In the commercial sector, it's getting interesting, because people are taking more risks. Not unnecessary risks, but acceptable risks to reduce costs. For example, when Ixion gets to orbit, we don't have a completely outfitted habitable volume yet. We have an empty propellant tank. And we have to do things to that tank to make it work. There's a trade-off, and that's what we're going to try to determine through this study: we're going to try to retire the risks, to get a low-cost working system.
IEEE Spectrum: How come you're the only group working on reusing hardware?
Jeff Manber: Much of the NEXTStep program is aimed at deep space. There, of course, it's not as clear what the commercial utilization is. The Ixion team elected to focus on a smaller part of NASA's request: the first step, which is low Earth orbit utilization that builds a robust space to allow us to go farther. I think the other five are really focused on deep space and Mars, and in that sense, we complement them.
IEEE Spectrum: NanoRacks doesn't currently work with launch vehicles or the habitation part of the ISS. Why are you interested in turning rockets into space habitats?

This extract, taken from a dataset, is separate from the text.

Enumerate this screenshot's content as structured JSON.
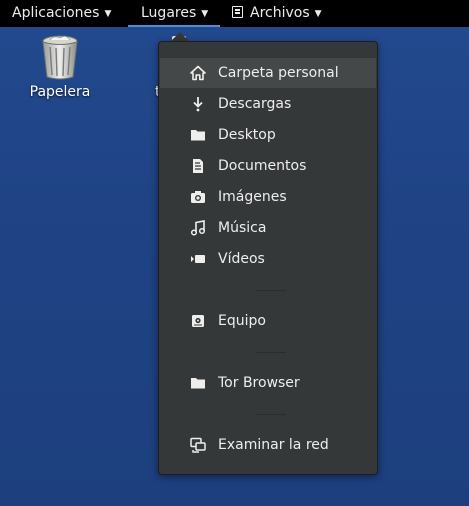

Jeff Manber: We're a customer-driven space company making use of the ISS. As we look around for new platforms, the U.S. has made it clear that [the ISS] is the last space station that they will operate in low Earth orbit, and they want to see a transition to commercial platforms. And so do we. We want to keep hardware costs as low as possible: it's not about building something on the ground that could cost hundreds of millions of dollars. Why do that when you have perfectly good hardware going to space, paid for already? That's what we're looking at with ULA and [SSL], at NASA's behest. In general, we see a future where we can repurpose and reuse platforms that are in space to offer our customers space services at the most economical price.
Ixion hopes that their feasibility investigation will last less than a year, and they seem confident that they'll be able to convince NASA that the project is worth taking from concept to reality. That reality could potentially involve a flying demonstrator mission within the next five years. Beyond that, there's an enormous amount of potential here: for example, Ixion is considering deploying its own space station, partially staffed by robots, to assemble and deploy commercial satellites. What's more exciting, though, is that if this concept proves itself to be viable, there's no reason it can't be extended beyond Centaur. When the SLS Block 1B launches in 2021, it'll be carrying a hydrogen fuel tank that looks something like this:
The picture shows the inside of the Space Shuttle’s external H2 tank, but the SLS Block 1B second stage tank will be the same diameter (8.5 meters), albeit only 11 meters long. Its interior volume will be a massive 495 m3, which would give you well over half the volume of the entire ISS to play with in just one single launch. Furthermore, you'd get all that volume in one enormous open space, rather than spread out through a maze of tunnel-like modules, which could enable all kinds of new science projects and hardware testing.
If we want to go back to the moon, and then to Mars, and then even farther into the solar system, we're going to have to find ways of making it affordable. NASA doesn't have Apollo-era budgets anymore, and even if it did, they're only going to spend it on the first wave. Everyone who comes after that, all people who want to turn space into a business and perhaps even into a home, are going to have to do it on their own. Ixion thinks that the best way to do that is to make use of all of the resources we have available, rather than tossing potential space habitats back to Earth like junk, and we're hoping they get a chance to prove that they can make it work.